Of course, their analysis is mostly descriptive and doesn't actually demonstrate reduced readability, and neither does it identify why it is that the language used in abstracts has changed over time. Wen and Lei offer a couple of speculations:

To get their works published in academic journals, scientific writers may resort to linguistic devices such as emotion words (adjectives and adverbs in our case) to make their articles more positive and seemingly more appealing to editors and reviewers...

The structured abstracts usually follow an Introduction-Method-Results-Discussion format which requires the writers to summarize precisely the core information of their manuscript within a limited number of words. In such conditions, writers may become increasingly dependent on the use of adjectives and adverbs to highlight their stance and evaluation... in the study. Hence, the use of adjectives and adverbs helps writers make compelling arguments and helps readers remember key points in the full text of an article.

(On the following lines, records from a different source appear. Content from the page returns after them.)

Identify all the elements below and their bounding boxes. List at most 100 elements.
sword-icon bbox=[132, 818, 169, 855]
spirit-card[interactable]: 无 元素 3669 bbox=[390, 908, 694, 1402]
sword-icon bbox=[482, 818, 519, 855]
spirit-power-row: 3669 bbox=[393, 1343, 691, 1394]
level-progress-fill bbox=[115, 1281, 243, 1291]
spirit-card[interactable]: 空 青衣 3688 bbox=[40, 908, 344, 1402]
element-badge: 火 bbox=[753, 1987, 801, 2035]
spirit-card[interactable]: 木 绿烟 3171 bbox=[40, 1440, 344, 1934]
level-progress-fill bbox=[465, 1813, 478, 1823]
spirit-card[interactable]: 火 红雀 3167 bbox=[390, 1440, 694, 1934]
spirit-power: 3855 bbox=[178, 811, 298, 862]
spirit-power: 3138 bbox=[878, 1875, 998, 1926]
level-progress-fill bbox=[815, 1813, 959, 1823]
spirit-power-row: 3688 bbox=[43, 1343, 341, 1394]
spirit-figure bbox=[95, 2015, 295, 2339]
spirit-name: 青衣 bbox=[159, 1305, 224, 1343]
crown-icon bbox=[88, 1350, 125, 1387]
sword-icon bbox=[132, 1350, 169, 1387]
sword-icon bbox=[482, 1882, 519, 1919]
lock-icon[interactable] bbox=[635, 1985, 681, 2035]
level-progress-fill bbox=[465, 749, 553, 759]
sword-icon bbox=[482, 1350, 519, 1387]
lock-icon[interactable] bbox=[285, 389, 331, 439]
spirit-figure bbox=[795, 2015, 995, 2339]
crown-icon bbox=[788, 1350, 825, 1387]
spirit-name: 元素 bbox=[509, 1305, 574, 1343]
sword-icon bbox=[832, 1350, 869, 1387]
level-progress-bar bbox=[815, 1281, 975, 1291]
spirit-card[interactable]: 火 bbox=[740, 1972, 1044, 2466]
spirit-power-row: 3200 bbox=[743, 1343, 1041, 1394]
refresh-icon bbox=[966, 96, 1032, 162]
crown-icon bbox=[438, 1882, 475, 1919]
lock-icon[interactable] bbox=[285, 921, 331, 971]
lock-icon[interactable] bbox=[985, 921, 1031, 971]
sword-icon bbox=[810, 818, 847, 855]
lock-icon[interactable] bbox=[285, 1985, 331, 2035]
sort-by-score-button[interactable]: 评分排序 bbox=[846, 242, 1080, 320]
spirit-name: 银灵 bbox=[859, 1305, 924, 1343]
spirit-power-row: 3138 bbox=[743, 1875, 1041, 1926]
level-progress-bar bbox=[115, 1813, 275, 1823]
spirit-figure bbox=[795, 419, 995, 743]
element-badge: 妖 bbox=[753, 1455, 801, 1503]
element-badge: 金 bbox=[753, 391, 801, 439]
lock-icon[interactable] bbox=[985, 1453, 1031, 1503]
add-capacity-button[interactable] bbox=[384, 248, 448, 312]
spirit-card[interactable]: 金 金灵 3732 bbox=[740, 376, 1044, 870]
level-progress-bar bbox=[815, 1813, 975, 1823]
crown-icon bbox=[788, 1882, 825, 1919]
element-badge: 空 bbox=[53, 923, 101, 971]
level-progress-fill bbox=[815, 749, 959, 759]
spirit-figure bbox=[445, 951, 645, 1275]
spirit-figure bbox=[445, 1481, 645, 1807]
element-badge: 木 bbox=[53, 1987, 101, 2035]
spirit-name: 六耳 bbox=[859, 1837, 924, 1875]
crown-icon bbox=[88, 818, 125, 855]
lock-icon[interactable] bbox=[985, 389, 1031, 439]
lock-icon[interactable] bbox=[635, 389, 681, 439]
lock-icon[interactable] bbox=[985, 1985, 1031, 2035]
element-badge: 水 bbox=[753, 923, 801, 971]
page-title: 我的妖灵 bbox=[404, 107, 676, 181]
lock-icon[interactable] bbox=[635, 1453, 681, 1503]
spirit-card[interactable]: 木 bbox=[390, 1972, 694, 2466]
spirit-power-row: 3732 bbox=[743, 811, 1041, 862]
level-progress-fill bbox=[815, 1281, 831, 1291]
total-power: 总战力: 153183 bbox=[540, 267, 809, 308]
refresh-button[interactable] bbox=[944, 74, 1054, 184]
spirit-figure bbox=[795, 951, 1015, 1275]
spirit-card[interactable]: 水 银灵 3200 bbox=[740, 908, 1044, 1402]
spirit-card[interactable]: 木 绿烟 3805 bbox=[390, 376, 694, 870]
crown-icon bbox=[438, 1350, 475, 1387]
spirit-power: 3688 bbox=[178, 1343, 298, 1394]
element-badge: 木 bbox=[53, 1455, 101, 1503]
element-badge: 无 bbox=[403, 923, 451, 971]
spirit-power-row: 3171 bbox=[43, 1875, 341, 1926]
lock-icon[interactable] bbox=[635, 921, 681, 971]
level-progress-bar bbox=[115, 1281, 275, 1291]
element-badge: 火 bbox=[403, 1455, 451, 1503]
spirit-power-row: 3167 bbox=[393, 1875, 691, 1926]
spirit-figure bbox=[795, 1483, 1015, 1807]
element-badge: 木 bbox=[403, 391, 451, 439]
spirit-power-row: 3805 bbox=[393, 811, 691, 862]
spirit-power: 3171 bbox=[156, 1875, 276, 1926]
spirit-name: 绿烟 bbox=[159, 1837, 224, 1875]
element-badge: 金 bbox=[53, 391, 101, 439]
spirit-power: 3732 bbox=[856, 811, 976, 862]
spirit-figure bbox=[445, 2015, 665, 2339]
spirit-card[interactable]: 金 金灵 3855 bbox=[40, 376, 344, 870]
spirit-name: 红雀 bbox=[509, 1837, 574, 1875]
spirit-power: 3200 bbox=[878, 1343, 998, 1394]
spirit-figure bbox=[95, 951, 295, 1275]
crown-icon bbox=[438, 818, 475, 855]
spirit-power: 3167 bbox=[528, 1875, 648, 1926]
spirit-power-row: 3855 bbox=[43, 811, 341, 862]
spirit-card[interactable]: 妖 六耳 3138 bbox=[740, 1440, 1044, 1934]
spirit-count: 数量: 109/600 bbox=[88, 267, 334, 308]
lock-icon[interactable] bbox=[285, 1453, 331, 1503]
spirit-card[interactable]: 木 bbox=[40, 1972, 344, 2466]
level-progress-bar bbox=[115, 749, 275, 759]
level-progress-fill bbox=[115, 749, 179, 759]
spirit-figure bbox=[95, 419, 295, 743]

It would take some more detailed work, perhaps making use of exogenous changes in abstract structure or changes in editorial teams, to tease out whether either of those mechanisms explains the underlying changes. Nevertheless, if we take these results at face value, they do suggest that academic writing (at least in the sciences) is not becoming easier to read over time. So, perhaps I should persevere with the economics classics, for some time yet.